**DeepCryoPicker**

Description:

Deep learning methods for CryoEM data analysis Cryo-electron microscopy (Cryo-EM) is widely used in the determination of the three-dimensional (3D) structures of macromolecules. Particle picking from 2D micrographs remains a challenging early step in the Cryo-EM pipeline due to the diversity of particle shapes and the extremely low signal-to-noise ratio (SNR) of micrographs. Because of these issues, significant human intervention is often required to generate a high-quality set of particles for input to the downstream structure determination steps.

**Imports**

In [8]:
import pandas as pd
import numpy as np
import tensorflow as tf
import os
import cv2

**Mounting and import data sets**

The datasets used for the training and testing are stored in a google drive

cryo-EM Micrographs that been used in this repostory have been collected from:


*  'Apoferritin' The first dataset is "EMPIAR-10146"- Apoferritin tutorial dataset for cisTEM, Dataset description is avaliable in https://www.ebi.ac.uk/pdbe/emdb/empiar/entry/10146/#&gid=1&pid=1 (This appears to be a decreptid set as the data can no longer be accesed from this link)
*   'Beta-galactosidase' The second dataset has both Top and Side-view called (KLH), the KLH Dataset is available Online, http://nramm.nysbc.org/.
*   'Ribosome' The third datatset has shape that is considered as an irregularly shaped protein, EMPIAR-10028-80S ribosome, the dataset is downloaded from https://www.ebi.ac.uk/pdbe/emdb/empiar/entry/10028/
*   'KLH' The fourth dataset has complex protein particle shapes (EMPIAR-10017-Beta-galactosidase), the dataset is downloaded from https://www.ebi.ac.uk/pdbe/emdb/empiar/entry/10017/

All four data sets will be imported to a single 'dataset' object.
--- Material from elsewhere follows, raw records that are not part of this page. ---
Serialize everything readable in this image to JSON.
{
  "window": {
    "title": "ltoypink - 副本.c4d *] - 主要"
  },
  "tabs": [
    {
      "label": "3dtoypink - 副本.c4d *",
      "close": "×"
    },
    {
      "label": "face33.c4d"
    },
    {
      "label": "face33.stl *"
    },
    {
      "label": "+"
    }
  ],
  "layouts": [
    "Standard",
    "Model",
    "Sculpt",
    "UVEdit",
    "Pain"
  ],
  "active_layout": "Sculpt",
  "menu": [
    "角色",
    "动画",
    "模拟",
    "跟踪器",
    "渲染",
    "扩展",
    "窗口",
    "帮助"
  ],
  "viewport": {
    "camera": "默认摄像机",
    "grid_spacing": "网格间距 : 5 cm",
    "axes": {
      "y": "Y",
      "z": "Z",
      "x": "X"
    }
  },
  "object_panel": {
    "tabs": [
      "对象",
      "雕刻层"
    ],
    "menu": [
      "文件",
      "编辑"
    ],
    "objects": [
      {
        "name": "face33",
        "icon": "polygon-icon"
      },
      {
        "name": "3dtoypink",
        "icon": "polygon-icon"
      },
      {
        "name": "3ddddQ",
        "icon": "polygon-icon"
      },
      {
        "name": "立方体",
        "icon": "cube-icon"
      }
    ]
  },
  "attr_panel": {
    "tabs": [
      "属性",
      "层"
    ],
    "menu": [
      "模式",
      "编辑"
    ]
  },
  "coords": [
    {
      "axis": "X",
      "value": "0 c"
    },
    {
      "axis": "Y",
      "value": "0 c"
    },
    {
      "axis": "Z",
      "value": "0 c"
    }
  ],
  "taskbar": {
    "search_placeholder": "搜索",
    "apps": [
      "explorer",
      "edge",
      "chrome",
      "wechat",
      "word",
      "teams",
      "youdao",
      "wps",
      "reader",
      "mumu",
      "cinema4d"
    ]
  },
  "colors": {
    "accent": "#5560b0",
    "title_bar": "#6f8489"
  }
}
To access a specific data set use the following: 

dataset['dataset_name'][data]

this will return all images within 'dataset_name'



In [9]:
#mount drive
from google.colab import drive
drive.mount('/content/drive')
#drive path to directory containg datasets
path = "/content/drive/MyDrive/DeepCryoPicker/Data Sets"
#empty directory to store image data
dataset = {}
# Loop through all folders in the directory and import images
# images will be stored as dataset['data']['label']
for folder in os.listdir(path):
  folder_path = os.path.join(path, folder)
  data = []
  labels = []
  for image_path in os.listdir(folder_path):
    image = cv2.imread(os.path.join(folder_path, image_path))
    image = cv2.cvtColor(image, cv2.COLOR_BGR2RGB)
    data.append(image)
    labels.append(folder)
  # Convert data and labels to numpy arrays
  data = np.array(data)
  labels = np.array(labels)
  # Add the data and labels to the dataset dictionary
  dataset[folder] = {'data': data, 'labels': labels}

Drive already mounted at /content/drive; to attempt to forcibly remount, call drive.mount("/content/drive", force_remount=True).


  data = np.array(data)


In [39]:
all_labels = []
for folder in dataset.keys():
    all_labels.extend(dataset[folder]['labels'])
labels = list(set(all_labels))

print(labels)

['Ribosome', 'Apoferritin', 'Beta-galactosidase', 'KLH']


**Data Preprocessing**

Step 1 is to preprocess the entire dataset

In [42]:
# run notebook containg preprocessing code
libdir = "/content/drive/MyDrive/DeepCryoPicker/"
%run {libdir}PreProcessing.ipynb

Drive already mounted at /content/drive; to attempt to forcibly remount, call drive.mount("/content/drive", force_remount=True).